About
Chris Miller is a senior translator specialising in fine-arts and literary translation from French. A Qualified Member of the Institute of Translation and Interpreting, he has translated more than sixty books.
He has worked for many of the major museums of the world, from Tate Modern, the Getty Museum and the Musée du Luxembourg to Kunstmuseum Basel, MONA (Tasmania), and the National Gallery of Singapore; his translations have been published by the Getty Research Institute, Yale University Press, Skira, Penguin, Holzwarth, Taschen, Blackwell, and Reaktion.
He has translated works by artists (Matisse), critics (Todorov, Cixous, Kristeva), and scholars (Dario Gamboni, Christian Michel, Jacqueline Lichtenstein, Dominique Poulot), alongside texts historical (Quatremère de Quincy, the Conférences of the Académie Royale de Peinture et de Sculpture) and contemporary (Galerie Max Hetzler, BFAS Geneva).

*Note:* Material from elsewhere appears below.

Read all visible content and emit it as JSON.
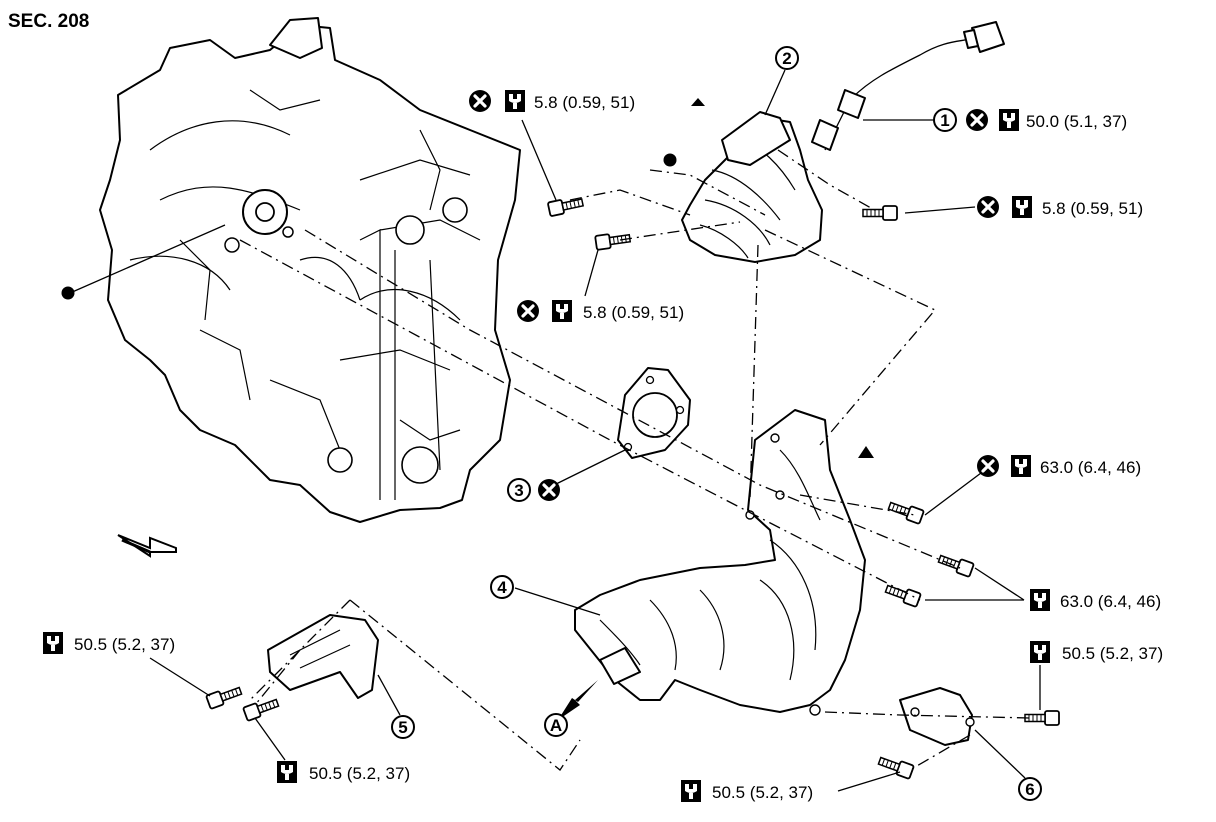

His forte is working in close collaboration with his authors, ensuring that the final text in English exactly reflects the author’s intention, as this emerges from the translation process.

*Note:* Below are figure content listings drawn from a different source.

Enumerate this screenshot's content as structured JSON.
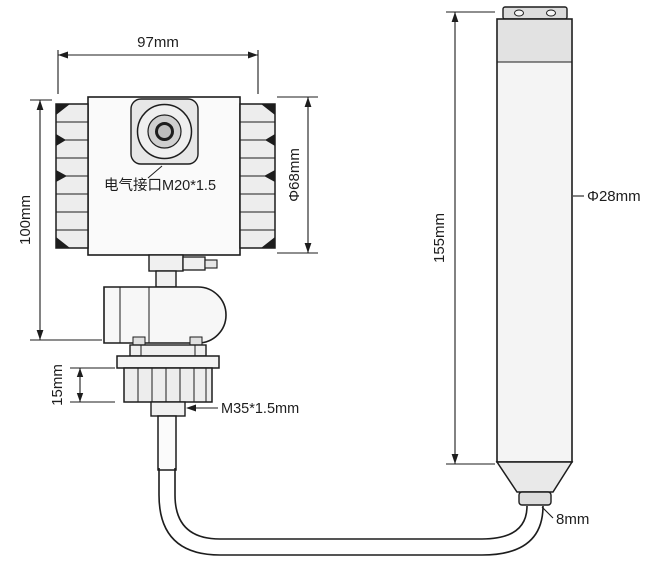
{
  "diagram": {
    "colors": {
      "ink": "#1d1d1d",
      "background": "#ffffff"
    },
    "dimensions": {
      "head_width": "97mm",
      "head_height": "100mm",
      "head_diameter": "Φ68mm",
      "flange_thickness": "15mm",
      "probe_length": "155mm",
      "probe_diameter": "Φ28mm",
      "cable_diameter": "8mm"
    },
    "labels": {
      "electrical_interface": "电气接口M20*1.5",
      "thread_spec": "M35*1.5mm"
    }
  }
}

His translations have covered many different fields of the arts, including sculpture, rock art, architectural history, conceptual art, photography, cinema and painting (from the Old Masters to Impressionism, Modernism and Contemporary). They range in scale from catalogues raisonnés and volumes of art history to press releases, captions and audio guides for gallery and museum exhibitions. He is also an author and critic in his own right.
Chris also translates from Spanish, having worked for the Dalí Theatre-Museum, the Getty Museum, Tate Modern, the artist Manuel Saiz and others.
A native English speaker bilingual with French, he is also a fluent reader of Italian and Portuguese and conversant with Catalan, Latin and Ancient Greek. He read Classics at Merton College, Oxford (1973–77), lived in Paris for four years, and has worked in Copenhagen and Bogotá. Co-founder of the Oxford Amnesty Lectures (1990–2008), a four-year member of the panel of the Oxford-Weidenfeld Translation Prize (2006–09), he is based in Oxford, England.